“The desire to avoid unnecessary interventions during labor and birth is shared by health care providers and pregnant women. Obstetricians-gynecologists, in collaboration with midwives, nurses, patients, and those who support them in labor, can help women meet their goals for labor and birth by using techniques that require minimal interventions and have high rates of patient satisfaction.”
In their recently updated (February 2019), evidence-based Committee Opinion, Approaches to Limit Intervention During Labor and Birth, the American College of Obstetrics and Gynecology (ACOG) recommends that “caregivers should be familiar with and consider using low-interventions for low-risk women who go into labor on their own.” ACOG affirms that many commonly used obstetric practices are of limited or uncertain benefit for low-risk women who go into labor on their own.
For women with a single fetus in a head-down position who go into labor on their own at term (37 to 41 0/7 weeks) and do not experience complications, “providers should carefully select and tailor labor interventions to meet safety requirements and the individual woman’s preference.”
The ACOG recommendations to limit interventions reflect many components of midwifery care and are endorsed by the American College of Nurse-Midwives (ACNM).
Approaches to Limit Intervention During Labor and Birth (Committee Opinion Number 766) encourages the following low-intervention practices.
- Premature Rupture of the Membranes at Term (PROM)
A woman should be given the choice to wait until labor begins or be induced after having been given information about the benefits and risks of each option unless she is GBS positive (Group B Strep). Many caregivers recommend that labor be induced soon after the bag of waters has broken (amniotomy) although most women will go into labor within 12 to 24 hours.
- Admission to the Birthing Unit
Admission to the birthing unit may be delayed for women in latent labor (before 5-6cm of dilation) if their vital signs are stable and the status of the fetus is reassuring.
Women admitted to a birthing unit in early labor have higher rates of labor augmentations and epidurals. They spend more time in labor and delivery and are less satisfied with their birth. At prenatal visits, women and their caregivers should discuss a personal plan for self-care, early labor pain coping techniques, and activities to help them at home or in an early-labor lounge, until formally admitted to the labor unit. While laboring at home, women can benefit from frequent contact and support from their caregivers.
- Routine Interventions
In the absence of medical complications, women do not need routine continuous electronic fetal monitoring (EFM) or a continuous IV infusion. Caregivers should be trained to use a hand-held Doppler for intermittent auscultation for women who wish to have this option during labor. Continuous EFM does not significantly affect perinatal death or cerebral palsy when used for women with a low-risk pregnancy but does increase the odds for a cesarean and instrumental delivery when compared with intermittent monitoring.
When labor is progressing normally many caregivers routinely break the bag of waters to “speed up labor.” Evidence shows that the procedure does not make much difference nor does it lower the risk for a cesarean.
- Non-drug Methods for Coping with Labor
Women should be free to drink (clear liquids) during labor and use any of the following options that meet their needs; water immersion, massage, relaxation and breathing techniques, acupuncture, sterile water injections, TENS (transcutaneous electrical nerve stimulation), aromatherapy and audio analgesia.

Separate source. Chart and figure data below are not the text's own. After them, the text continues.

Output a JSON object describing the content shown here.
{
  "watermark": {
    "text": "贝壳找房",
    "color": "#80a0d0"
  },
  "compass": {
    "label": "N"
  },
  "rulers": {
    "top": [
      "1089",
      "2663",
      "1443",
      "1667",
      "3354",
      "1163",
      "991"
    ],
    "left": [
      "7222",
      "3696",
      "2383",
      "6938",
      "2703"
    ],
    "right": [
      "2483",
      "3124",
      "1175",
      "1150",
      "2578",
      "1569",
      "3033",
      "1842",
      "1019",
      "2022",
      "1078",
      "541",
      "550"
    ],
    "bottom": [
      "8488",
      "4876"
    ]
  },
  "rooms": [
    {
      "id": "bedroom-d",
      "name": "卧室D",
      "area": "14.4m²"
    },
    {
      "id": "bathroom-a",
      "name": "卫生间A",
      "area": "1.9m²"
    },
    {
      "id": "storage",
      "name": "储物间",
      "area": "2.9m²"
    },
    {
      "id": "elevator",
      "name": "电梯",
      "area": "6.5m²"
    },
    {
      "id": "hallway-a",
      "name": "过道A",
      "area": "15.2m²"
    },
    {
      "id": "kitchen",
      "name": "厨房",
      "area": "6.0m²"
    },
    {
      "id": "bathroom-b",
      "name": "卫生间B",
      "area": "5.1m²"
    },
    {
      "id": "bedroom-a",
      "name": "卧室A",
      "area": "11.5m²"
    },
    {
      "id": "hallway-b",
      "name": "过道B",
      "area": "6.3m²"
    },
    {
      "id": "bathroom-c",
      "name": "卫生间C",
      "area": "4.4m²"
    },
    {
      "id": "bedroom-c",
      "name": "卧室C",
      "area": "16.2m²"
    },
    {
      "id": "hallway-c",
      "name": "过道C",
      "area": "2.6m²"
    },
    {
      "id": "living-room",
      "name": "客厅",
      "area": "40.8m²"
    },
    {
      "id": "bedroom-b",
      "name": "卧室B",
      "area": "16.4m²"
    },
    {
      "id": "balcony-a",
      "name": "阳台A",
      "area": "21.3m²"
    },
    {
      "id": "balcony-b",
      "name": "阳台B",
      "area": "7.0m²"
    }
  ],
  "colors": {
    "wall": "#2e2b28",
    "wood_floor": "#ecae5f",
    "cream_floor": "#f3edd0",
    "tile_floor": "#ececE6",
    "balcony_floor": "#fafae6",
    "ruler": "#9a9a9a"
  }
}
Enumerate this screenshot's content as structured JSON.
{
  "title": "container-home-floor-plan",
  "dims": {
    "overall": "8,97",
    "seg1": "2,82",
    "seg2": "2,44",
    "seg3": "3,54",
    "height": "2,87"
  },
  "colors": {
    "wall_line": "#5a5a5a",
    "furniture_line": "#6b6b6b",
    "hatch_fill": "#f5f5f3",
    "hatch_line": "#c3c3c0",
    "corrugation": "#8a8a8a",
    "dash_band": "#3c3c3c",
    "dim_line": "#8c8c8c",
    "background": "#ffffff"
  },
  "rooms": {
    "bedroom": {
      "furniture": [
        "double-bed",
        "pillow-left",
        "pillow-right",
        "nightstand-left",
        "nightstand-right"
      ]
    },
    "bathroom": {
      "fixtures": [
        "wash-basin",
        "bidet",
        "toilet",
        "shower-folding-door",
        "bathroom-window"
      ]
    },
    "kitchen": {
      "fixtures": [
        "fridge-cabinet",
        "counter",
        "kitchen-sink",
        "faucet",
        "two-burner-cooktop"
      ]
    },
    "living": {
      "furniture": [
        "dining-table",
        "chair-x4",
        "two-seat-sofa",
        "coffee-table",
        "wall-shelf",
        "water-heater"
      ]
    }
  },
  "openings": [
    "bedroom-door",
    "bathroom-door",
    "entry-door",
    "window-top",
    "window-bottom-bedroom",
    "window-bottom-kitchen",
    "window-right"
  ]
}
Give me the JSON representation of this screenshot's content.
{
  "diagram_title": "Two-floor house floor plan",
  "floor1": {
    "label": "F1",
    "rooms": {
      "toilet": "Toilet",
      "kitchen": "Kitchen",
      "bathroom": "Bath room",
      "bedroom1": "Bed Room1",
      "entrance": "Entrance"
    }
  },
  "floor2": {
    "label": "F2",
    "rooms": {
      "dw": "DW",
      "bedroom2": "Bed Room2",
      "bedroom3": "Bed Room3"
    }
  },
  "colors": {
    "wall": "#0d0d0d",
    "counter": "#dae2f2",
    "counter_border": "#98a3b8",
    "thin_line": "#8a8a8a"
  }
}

- Positions in Labor and Birth
Women should be encouraged to use any comfortable upright position in labor such as walking, sitting, standing, or kneeling. Compared to laboring on the back, upright positions reduce the risk for maternal hypotension and abnormal fetal heart rate. By using upright positions women can shorten their labor by about 1 hour and 22 minutes and they are less likely to end up with a cesarean.
For women who choose an epidural for pain relief in labor the evidence suggests that women push at the start of the second stage of labor. With an epidural delayed pushing increases the odds for maternal infection, hemorrhage, and neonatal acidemia.

- Pushing in Second Stage
Women should not be restricted to any specific breathing or pushing method for second stage. They should be supported in their own choice of breathing patterns and pushing positions that work best for them.
- Support in Labor
In addition to nursing care, continuous one-to-one emotional and physical support provided by non-medical experienced personnel such as a doula is associated with improved outcomes for women and babies. Labor is shorter, women are less likely to use drugs for pain relief and less likely to have a cesarean. Babies tend to have a higher Apgar score and are more likely to establish successful breastfeeding. Overall mothers are more satisfied with their birth experience.
Hospitals are encouraged to integrate trained support personnel in their maternity care staff.

- Family-centered Birth
For both vaginal and cesarean births, women value the presence and support of family members. Whenever possible, hospitals are encouraged to integrate family-focused practices for cesarean births such us lowering the drapes or using surgical drapes with a viewing window for parents to see the birth of their baby, lowering the lights, reducing extraneous noise, adding music, delayed cord-clamping, and skin-to-skin attachment of mother and newborn.
It’s worth noting that these guidelines to avoid unnecessary interventions are the most comprehensive to date. They also endorse women’s freedom to choose how they want to give birth.